To your original point, these are heuristics; there isn't always time to dig into every little architectural decision, so having a set of rules of thumb on hand helps to preempt problems at minimal cognitive cost. "Avoid using a GUID as a primary key if you can" is one of mine.
If the client POSTs a new object to insert it into the database; if there is a connection failure and the client does not receive a success response from the server, the client cannot know whether the record was inserted or not without making an expensive and cumbersome additional read call to check... The client cannot simply assume that the insertion did not happen purely on the basis that they did not receive a success response. It could very well be that the insertion succeeded but the connection failed shortly after so response was not received. If the IDs are auto-incremented on the server and the client posts the same object again without any ID on it, the server will create a duplicate record in the database table (same object with a different ID).
On the other hand, if the client generates a UUID for the object it wants to create on the front-end, then it can safely resend that exact object any number of times and there is no risk of double-insertion; the object will be rejected the second time and you can show the user a meaningful error "Record was already created" instead of creating two of the same resource; leading to potential bugs and confusion.
Using idempotency identifier is the last resort in my book.
Yes there are different flavors of generating them with their own pros and cons, but at the end of the day it’s just so much more elegant than some auto incrementing crap your database creates. But that is just semantic, you can always change the uuid algorithm for future keys. And honestly if you treat the uuid as some opaque entity (which you should), why not just pick the random one?

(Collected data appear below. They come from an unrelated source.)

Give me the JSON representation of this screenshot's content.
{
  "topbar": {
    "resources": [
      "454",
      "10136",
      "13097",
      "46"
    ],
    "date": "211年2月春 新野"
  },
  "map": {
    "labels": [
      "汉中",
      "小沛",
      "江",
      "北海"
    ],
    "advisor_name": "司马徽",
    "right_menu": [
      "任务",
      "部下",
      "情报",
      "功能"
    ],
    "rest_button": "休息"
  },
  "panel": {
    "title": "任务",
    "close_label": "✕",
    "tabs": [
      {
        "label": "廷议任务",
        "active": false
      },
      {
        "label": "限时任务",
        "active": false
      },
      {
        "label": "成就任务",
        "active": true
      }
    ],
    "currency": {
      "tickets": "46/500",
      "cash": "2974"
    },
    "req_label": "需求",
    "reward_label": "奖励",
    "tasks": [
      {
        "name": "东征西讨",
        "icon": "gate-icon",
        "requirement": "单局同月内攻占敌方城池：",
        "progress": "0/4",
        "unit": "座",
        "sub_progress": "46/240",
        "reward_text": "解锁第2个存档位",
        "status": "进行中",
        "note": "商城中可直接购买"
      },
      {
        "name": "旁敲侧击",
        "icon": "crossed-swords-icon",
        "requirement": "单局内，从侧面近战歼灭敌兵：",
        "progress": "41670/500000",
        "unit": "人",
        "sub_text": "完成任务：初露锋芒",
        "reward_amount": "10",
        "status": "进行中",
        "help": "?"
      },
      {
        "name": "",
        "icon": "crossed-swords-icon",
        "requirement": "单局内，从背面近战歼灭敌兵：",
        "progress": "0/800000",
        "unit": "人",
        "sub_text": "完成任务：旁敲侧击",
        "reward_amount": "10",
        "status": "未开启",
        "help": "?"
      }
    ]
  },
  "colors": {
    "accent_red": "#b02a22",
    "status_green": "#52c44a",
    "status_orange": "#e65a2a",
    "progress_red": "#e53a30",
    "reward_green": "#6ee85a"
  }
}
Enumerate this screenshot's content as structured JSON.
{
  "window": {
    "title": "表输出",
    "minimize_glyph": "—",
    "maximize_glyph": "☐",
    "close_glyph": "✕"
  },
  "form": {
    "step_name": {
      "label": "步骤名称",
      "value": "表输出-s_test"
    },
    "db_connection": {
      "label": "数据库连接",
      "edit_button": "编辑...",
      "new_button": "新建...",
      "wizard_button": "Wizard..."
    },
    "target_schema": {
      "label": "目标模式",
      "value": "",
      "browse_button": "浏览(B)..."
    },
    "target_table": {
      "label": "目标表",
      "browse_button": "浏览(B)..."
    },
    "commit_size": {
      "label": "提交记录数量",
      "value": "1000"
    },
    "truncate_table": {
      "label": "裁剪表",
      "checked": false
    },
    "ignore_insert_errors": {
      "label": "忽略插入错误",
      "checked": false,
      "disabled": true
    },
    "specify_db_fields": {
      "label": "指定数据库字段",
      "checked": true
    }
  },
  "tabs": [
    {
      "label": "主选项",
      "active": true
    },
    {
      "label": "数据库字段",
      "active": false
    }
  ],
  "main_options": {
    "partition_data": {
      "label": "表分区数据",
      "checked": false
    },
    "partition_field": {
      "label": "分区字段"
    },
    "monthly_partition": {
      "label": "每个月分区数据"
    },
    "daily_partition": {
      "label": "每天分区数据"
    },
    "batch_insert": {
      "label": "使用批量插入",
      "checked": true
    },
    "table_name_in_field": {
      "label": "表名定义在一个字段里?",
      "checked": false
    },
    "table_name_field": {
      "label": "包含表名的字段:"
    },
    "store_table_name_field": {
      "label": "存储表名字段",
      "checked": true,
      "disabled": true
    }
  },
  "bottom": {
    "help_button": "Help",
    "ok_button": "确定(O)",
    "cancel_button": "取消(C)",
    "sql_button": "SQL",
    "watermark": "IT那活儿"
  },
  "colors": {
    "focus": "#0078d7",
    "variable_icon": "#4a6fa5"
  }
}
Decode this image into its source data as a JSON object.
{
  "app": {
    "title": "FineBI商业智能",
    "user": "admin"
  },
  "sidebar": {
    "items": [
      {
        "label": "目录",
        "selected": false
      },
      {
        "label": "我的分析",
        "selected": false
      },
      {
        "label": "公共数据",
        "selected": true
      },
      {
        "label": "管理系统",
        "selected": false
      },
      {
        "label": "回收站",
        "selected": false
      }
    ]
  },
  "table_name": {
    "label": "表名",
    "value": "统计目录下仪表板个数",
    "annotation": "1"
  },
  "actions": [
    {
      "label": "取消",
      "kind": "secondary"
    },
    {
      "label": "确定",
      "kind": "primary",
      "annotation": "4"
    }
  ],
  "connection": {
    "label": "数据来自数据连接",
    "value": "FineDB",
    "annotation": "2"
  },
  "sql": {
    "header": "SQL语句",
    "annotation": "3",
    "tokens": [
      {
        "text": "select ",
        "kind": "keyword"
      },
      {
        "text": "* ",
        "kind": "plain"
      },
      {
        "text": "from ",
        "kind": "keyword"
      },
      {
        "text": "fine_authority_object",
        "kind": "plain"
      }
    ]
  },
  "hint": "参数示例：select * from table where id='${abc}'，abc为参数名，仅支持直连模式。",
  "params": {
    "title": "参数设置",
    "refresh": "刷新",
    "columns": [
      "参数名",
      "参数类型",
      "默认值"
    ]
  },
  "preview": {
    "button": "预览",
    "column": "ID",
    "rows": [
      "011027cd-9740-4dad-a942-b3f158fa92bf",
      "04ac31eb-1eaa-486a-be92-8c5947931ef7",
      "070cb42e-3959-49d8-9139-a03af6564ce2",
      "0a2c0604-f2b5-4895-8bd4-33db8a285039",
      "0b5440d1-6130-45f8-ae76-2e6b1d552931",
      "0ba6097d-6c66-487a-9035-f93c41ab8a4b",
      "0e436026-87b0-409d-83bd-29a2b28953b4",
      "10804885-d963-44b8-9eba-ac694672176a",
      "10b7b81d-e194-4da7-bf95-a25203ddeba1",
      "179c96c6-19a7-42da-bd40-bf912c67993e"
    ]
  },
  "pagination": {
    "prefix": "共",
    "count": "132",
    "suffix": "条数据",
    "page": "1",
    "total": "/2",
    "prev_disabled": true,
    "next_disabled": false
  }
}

And I just thought of the argument that “but what if you want to sort the uuid…” say it’s used for a list of stories or something? Well, again… if you treat the uuid as opaque why would you sort it? You should be sorting on some other field like the date field or title or something. UUIDs are opaque, damn it. You don’t sort opaque data. “Well they get clustered weird” say people. Why are you clustering on a random opaque key? If you need certain data to be clustered, then do it on the right key (user_id field did your data was to be clustered by user, say)
Letting the client generate the primary keys is really liberating. Not having to care about PK collisions or leaking information via auto incrementing numbers is great!
In my opinion uuid isn’t used enough!
Balanced and uniformly scattered. A random index means fetching a random page for every item. Fine if your access patterns are truly random, but that's rarely the case.
> Why are you clustering on a random opaque key?
InnoDB clusters by the PK if there is one, and that can't be changed (if you don't have a PK, you have some options, but let's assume you have one). MSSQL behaves similarly, but you can override it. If your PK is random, your clustering will be too. In Postgres, you'll just get fragmented indexes, which isn't quite as bad, but still slows down vacuum. Whether that actually becomes a problem is also going to depend on access patterns.
One shouldn't immediately freak out over having a random PK, but should definitely at least be aware of the potential degradation they might cause.